Superhero kid against blue sky background. Girl power concept
Superhero kid against blue sky background. Girl power concept

Make them a part of your on-the-go lifestyle.

First came the açaí berry craze, then quinoa, now moringa. Few consumers can correctly pronounce their names (say keen-wah), yet nearly everyone is familiar with the hype surrounding “superfoods.” What exactly makes a superfood “super,” and how can they play a role in your on-the-go lifestyle?

Superfoods are whole foods that contain a wide spectrum of essential vitamins, minerals and nutrients that are extremely beneficial to physical and mental health — they are some of the most nutrient-dense foods in the world. Superfoods are not processed or altered in any way that reduces the nutritional benefits, and they provide plenty of energy for busy lifestyles.

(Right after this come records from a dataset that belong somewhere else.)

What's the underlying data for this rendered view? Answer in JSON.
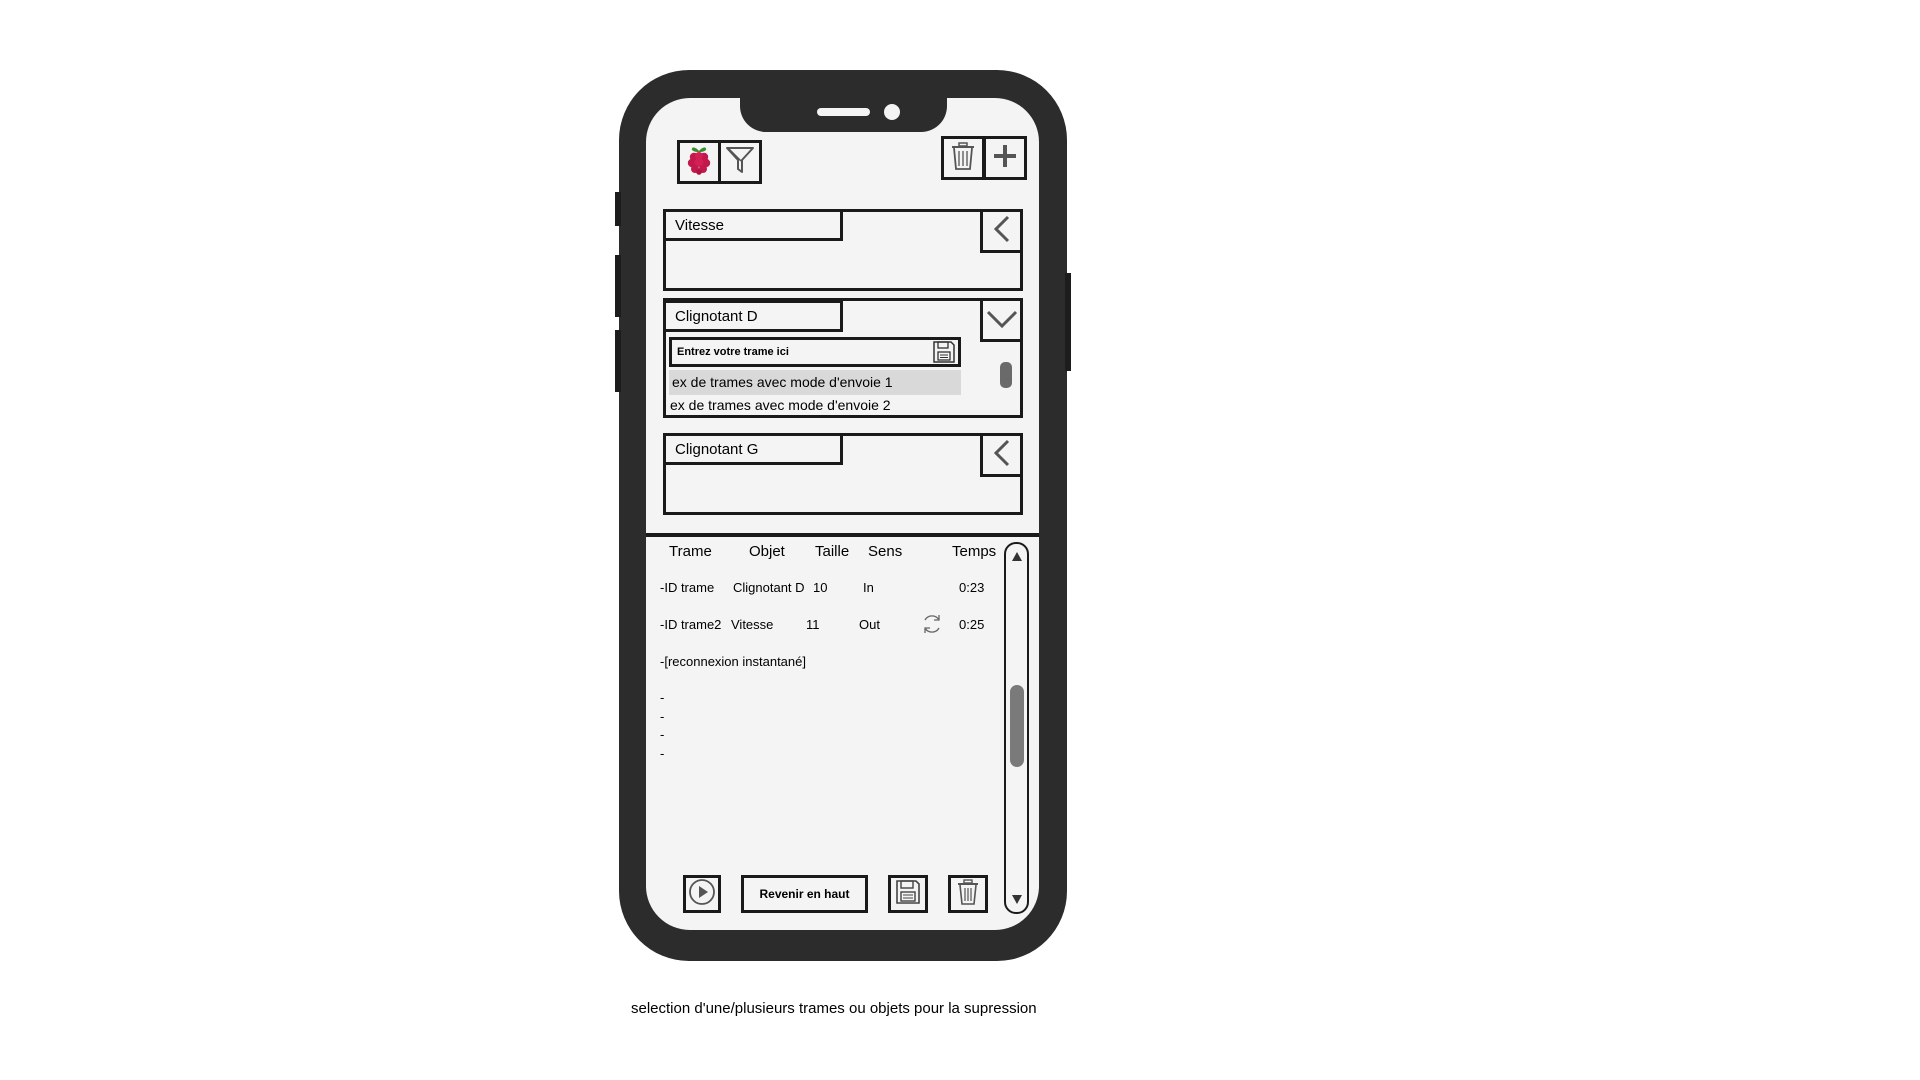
{
  "toolbar": {
    "raspberry_icon": "raspberry-icon",
    "filter_icon": "filter-icon",
    "trash_icon": "trash-icon",
    "add_icon": "plus-icon"
  },
  "objects": [
    {
      "name": "Vitesse",
      "state": "collapsed"
    },
    {
      "name": "Clignotant D",
      "state": "expanded",
      "input_placeholder": "Entrez votre trame ici",
      "frames": [
        "ex de trames avec mode d'envoie 1",
        "ex de trames avec mode d'envoie 2"
      ]
    },
    {
      "name": "Clignotant G",
      "state": "collapsed"
    }
  ],
  "log": {
    "columns": [
      "Trame",
      "Objet",
      "Taille",
      "Sens",
      "Temps"
    ],
    "rows": [
      {
        "trame": "-ID trame",
        "objet": "Clignotant D",
        "taille": "10",
        "sens": "In",
        "temps": "0:23"
      },
      {
        "trame": "-ID trame2",
        "objet": "Vitesse",
        "taille": "11",
        "sens": "Out",
        "temps": "0:25"
      }
    ],
    "event": "-[reconnexion instantané]",
    "dashes": [
      "-",
      "-",
      "-",
      "-"
    ]
  },
  "bottom_bar": {
    "back_to_top": "Revenir en haut"
  },
  "caption": "selection d'une/plusieurs trames ou objets pour la supression",
  "colors": {
    "frame": "#2c2c2c",
    "screen": "#f4f4f4",
    "highlight": "#d9d9d9"
  }
}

Green breakfast smoothie in bowl with superfoods like chia, quinoa, goji, fresh berries and sunflower seeds.
Green breakfast smoothie in bowl with superfoods like chia, quinoa, goji, fresh berries and sunflower seeds.

These foods can be easily incorporated into your daily diet for a huge nutritional boost. Many of the superfoods listed below require little cooking and can be conveniently added to quick, on-the-go meals to transform them into meals that are both food and fuel.

Sweet Potatoes

These tasty orange gems are packed with essential vitamins and nutrients, including enough vitamin A for your daily needs in just one serving. Sweet potatoes are a great source of B6 vitamins and potassium, which are excellent for heart health. In addition, they are high in anti-inflammatory, antioxidant benefits and contain vitamins that promote hair and skin health.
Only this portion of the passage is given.